Welcome to the Exclusion Meeting. Because you’re the Accepted Group, here’s the list of people you’re allowed to exclude: no one. Because you’re the Accepted Group, here’s the list of things you’re allowed to cut corners on so that the Excluded People don’t get in: nothing. Thus spake The Sisters. You may depart the meeting now.
Now, our parents also taught us that there are two sides to every argument. For every idiot who truly believes that they are The Golden Mean of Humanity, there’s someone who likes playing the victim. The fact is that humans find it difficult to understand things that they haven’t experienced, and if the Brass Extremes don’t educate people, they’re part of the problem. I thought about this a couple of weeks ago when I unintentionally embarrassed someone who, in a noisy room, kept turning away in the middle of her question. I’ve known this person for about a year, and somehow I’ve never had the occasion to tell her about my defective auditory nerves. I felt just as embarrassed as she did: if I’d told her, she probably wouldn’t have turned away.

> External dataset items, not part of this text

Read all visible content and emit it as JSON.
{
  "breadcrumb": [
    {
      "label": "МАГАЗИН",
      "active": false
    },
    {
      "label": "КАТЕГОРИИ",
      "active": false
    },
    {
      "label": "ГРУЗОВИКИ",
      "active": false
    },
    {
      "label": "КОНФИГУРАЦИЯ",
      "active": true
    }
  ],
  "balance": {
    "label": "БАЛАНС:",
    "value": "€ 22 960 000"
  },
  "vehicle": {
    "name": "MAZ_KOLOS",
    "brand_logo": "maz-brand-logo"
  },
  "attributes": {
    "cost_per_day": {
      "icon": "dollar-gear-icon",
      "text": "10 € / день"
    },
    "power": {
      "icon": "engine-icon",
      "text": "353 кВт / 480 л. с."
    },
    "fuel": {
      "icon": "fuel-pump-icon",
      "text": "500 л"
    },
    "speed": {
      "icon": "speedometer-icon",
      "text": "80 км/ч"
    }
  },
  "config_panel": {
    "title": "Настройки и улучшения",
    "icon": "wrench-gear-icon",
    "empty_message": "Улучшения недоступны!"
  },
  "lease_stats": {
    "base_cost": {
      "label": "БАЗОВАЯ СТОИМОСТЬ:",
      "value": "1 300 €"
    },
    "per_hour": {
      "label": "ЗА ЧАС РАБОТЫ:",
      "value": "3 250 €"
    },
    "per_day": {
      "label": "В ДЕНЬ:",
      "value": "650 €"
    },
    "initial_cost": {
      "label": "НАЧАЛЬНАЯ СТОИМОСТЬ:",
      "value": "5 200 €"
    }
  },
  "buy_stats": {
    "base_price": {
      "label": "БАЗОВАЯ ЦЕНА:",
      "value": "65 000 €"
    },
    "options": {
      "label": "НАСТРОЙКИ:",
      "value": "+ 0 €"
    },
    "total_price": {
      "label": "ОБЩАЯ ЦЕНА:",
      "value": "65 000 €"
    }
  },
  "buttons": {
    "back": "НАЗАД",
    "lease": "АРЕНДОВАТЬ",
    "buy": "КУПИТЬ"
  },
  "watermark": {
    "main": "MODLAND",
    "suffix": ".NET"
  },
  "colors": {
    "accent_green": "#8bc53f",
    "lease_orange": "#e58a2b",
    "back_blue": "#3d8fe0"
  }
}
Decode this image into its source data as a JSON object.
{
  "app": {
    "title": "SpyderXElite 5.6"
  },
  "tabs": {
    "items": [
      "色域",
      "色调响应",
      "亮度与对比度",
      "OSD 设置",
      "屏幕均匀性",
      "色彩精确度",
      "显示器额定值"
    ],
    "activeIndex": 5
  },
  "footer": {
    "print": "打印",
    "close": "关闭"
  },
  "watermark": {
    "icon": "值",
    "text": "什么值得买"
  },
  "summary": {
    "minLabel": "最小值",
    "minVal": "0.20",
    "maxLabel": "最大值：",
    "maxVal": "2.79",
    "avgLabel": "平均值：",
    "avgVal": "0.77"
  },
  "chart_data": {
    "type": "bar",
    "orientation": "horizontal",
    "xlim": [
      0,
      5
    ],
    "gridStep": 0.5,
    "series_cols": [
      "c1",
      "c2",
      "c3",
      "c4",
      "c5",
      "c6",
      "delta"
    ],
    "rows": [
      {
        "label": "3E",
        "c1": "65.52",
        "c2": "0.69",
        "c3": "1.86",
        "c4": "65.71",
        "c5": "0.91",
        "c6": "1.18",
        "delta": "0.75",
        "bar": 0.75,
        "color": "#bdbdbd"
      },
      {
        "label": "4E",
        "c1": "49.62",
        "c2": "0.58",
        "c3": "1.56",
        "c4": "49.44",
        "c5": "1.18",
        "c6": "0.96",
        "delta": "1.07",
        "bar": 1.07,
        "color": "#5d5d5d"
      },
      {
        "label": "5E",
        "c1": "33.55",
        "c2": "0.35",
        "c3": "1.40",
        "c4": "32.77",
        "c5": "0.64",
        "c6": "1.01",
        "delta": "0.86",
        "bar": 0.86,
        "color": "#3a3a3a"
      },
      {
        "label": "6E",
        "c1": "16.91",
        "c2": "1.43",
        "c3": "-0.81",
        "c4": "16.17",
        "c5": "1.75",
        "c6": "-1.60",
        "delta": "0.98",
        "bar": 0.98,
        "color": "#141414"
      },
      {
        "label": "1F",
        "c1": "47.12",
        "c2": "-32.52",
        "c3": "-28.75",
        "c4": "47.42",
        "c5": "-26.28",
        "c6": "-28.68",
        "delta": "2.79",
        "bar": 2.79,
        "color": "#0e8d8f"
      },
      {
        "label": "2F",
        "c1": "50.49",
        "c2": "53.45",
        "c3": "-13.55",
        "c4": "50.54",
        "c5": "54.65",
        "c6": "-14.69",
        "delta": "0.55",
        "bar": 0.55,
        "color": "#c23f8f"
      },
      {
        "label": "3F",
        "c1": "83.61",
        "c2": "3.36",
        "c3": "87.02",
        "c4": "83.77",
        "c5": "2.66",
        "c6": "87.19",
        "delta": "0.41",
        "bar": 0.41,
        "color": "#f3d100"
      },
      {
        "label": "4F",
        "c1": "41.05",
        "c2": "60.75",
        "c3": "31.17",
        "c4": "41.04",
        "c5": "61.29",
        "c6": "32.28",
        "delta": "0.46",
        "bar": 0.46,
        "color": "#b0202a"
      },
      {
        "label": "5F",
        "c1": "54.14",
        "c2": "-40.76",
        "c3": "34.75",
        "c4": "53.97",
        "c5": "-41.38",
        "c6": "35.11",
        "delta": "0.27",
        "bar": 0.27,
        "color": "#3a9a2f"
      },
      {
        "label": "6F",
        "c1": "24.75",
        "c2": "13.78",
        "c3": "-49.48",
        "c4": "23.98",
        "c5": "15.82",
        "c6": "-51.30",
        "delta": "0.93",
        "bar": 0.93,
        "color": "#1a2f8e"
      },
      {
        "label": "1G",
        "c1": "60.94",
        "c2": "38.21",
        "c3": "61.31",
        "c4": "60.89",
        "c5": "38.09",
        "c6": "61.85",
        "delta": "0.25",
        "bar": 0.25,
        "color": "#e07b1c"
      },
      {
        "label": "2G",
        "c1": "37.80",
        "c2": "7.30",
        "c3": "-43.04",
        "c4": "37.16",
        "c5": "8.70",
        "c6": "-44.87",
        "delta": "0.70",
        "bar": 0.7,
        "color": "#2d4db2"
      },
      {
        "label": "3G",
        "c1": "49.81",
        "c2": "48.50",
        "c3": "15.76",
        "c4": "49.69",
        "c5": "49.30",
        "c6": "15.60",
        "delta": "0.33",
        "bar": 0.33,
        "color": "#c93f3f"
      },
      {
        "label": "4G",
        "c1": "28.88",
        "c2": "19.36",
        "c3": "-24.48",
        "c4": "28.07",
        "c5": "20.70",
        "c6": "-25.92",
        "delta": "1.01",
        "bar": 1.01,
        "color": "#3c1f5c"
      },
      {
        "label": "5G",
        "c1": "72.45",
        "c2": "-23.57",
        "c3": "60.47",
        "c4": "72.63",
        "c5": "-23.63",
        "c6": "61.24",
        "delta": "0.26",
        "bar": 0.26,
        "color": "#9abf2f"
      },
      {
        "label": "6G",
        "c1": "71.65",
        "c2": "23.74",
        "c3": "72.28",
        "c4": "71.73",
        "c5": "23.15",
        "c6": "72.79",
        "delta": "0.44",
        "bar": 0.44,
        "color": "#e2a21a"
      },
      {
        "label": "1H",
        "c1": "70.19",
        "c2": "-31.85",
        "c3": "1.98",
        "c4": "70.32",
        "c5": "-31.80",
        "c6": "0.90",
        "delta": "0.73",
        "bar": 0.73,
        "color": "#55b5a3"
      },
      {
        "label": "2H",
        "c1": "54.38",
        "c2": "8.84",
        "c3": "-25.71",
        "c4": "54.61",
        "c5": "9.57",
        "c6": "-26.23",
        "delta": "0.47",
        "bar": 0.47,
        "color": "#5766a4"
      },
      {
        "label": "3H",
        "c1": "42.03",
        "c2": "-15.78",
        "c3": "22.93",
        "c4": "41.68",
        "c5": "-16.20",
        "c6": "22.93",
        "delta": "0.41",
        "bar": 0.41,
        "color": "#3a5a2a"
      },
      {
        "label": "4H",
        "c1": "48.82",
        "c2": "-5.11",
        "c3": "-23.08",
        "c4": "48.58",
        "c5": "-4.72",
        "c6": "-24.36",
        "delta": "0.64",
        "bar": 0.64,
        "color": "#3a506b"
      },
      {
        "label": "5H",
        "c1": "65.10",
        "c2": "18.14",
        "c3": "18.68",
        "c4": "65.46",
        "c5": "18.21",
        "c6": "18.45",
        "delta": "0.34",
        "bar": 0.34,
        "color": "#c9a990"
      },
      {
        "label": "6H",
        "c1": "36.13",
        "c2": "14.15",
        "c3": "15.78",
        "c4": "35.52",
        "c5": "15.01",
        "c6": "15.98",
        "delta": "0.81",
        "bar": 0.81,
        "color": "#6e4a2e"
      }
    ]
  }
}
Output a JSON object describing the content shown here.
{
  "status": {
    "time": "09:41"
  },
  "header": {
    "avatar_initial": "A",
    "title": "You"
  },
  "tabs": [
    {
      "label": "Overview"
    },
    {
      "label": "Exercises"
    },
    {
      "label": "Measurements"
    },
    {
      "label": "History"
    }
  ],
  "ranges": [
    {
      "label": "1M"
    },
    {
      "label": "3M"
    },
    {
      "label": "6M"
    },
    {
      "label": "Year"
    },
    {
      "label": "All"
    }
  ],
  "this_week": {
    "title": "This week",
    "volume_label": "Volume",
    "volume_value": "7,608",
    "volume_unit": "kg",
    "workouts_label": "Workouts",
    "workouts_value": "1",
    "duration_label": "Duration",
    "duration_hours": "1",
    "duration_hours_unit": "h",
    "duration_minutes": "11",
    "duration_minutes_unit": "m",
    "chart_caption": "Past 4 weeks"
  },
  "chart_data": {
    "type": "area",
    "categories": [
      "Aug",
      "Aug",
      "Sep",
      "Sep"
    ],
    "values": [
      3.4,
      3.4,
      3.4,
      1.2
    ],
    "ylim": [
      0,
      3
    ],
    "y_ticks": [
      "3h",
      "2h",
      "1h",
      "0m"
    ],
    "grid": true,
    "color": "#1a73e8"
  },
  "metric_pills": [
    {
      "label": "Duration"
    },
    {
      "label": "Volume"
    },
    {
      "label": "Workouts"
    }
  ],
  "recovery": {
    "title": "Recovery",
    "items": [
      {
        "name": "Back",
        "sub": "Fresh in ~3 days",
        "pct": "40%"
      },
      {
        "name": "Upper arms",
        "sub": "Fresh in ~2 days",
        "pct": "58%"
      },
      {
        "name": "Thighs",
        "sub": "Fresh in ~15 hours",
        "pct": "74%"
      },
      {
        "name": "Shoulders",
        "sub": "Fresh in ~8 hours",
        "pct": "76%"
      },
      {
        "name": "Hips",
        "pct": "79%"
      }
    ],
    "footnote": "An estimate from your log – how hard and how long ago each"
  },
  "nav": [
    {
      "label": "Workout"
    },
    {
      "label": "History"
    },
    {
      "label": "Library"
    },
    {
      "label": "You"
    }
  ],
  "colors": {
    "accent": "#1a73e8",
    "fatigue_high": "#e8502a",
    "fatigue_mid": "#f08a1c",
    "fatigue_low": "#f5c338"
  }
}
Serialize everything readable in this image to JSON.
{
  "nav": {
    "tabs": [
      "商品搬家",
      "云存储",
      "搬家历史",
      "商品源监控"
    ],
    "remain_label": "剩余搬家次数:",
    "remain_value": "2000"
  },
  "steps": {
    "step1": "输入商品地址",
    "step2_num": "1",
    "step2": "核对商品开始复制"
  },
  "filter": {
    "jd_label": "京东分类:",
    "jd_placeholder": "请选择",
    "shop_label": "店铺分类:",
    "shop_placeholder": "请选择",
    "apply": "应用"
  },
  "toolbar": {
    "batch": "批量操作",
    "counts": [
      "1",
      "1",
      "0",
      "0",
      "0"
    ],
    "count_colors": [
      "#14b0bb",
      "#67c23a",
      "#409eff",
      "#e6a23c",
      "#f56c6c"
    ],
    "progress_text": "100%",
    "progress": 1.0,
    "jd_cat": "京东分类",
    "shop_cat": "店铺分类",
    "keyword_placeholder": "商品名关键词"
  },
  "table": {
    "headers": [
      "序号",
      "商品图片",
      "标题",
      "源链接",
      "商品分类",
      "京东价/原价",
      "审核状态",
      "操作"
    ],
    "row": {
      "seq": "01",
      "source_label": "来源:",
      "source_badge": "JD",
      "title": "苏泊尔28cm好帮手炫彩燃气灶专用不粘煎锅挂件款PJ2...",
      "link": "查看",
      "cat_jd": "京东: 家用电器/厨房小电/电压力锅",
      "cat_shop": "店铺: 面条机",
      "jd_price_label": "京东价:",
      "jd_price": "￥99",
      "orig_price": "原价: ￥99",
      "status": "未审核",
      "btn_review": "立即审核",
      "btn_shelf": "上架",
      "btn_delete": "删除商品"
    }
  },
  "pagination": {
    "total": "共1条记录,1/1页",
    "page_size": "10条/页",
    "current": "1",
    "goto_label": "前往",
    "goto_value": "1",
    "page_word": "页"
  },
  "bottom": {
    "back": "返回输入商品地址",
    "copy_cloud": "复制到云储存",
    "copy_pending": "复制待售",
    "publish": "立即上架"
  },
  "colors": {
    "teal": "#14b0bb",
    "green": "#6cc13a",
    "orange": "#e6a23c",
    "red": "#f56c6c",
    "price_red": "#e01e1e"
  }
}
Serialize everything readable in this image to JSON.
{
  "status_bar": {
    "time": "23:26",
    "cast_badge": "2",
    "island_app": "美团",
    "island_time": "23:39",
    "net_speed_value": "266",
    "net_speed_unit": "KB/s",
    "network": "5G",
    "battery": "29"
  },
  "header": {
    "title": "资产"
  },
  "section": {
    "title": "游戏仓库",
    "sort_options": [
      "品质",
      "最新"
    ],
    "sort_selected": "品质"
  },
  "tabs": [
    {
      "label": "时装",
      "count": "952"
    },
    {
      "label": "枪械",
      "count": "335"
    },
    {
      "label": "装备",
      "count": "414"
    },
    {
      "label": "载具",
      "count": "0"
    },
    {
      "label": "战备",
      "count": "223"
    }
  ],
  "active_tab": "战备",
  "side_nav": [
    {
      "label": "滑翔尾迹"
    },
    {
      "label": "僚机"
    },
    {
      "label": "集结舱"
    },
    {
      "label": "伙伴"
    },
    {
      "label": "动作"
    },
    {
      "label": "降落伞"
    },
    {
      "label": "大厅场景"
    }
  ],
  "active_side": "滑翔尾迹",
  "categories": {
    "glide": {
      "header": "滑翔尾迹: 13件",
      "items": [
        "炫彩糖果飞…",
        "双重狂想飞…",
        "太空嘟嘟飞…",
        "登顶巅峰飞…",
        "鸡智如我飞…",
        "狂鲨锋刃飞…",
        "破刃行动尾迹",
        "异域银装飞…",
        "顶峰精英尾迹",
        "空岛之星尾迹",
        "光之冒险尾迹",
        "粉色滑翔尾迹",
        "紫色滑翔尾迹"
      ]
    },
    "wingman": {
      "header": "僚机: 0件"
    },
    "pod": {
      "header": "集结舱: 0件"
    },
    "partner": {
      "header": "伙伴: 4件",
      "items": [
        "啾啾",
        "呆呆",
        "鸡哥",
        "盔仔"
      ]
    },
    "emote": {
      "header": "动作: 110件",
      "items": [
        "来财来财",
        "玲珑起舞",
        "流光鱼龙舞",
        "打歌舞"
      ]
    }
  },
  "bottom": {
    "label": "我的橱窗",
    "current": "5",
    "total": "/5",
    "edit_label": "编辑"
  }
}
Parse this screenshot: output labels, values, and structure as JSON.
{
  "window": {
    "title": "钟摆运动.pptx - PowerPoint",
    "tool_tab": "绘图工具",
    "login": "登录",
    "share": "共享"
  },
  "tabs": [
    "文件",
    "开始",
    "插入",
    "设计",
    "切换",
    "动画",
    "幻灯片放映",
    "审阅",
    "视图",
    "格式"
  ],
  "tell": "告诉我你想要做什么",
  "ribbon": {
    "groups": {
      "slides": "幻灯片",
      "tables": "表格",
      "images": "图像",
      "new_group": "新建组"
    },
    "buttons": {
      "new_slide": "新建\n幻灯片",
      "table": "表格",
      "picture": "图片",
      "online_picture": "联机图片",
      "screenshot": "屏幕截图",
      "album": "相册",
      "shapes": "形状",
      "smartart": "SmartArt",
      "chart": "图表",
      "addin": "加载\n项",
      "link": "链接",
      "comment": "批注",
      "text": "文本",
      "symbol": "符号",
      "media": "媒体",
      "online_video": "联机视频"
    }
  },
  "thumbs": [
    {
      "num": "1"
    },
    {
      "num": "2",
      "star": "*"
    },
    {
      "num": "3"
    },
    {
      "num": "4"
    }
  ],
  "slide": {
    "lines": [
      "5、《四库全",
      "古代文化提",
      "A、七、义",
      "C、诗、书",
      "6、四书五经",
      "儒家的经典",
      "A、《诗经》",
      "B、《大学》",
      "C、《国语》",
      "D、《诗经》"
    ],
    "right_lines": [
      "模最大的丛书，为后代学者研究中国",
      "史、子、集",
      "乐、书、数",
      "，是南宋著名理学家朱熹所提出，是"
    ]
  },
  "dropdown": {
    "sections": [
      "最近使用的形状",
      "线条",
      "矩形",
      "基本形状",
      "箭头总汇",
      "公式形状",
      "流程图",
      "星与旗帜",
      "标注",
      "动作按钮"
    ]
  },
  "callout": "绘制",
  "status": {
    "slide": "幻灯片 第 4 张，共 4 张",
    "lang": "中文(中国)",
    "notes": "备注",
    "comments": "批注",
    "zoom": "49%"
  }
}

I’m (finally) making my 2014 New Year’s Resolution: rather than just saying “Sorry?” every time someone mumbles or turns away from me while they’re talking, my request will be a full sentence. “Sorry, I’m hard of hearing. Could you look at me so I can read your lips?” As far as I know, no one has ever had the audacity to Include me, and it would be ridiculous to force them to unintentionally exclude me.
I think it’s very easy to sit tight within four walls (literal or figurative), where things are guaranteed to remain the same and one never has to confront the hard reality that is Inclusion. When large numbers of women stepped out of the kitchen and made themselves noticed, they started the process of gender equality; when the blacks had a dream in public, they saw glimmers of racial desegregation. If we’re ever to see the end of Inclusion meetings, we have to wipe out the perspective that there’s someone that could be excluded.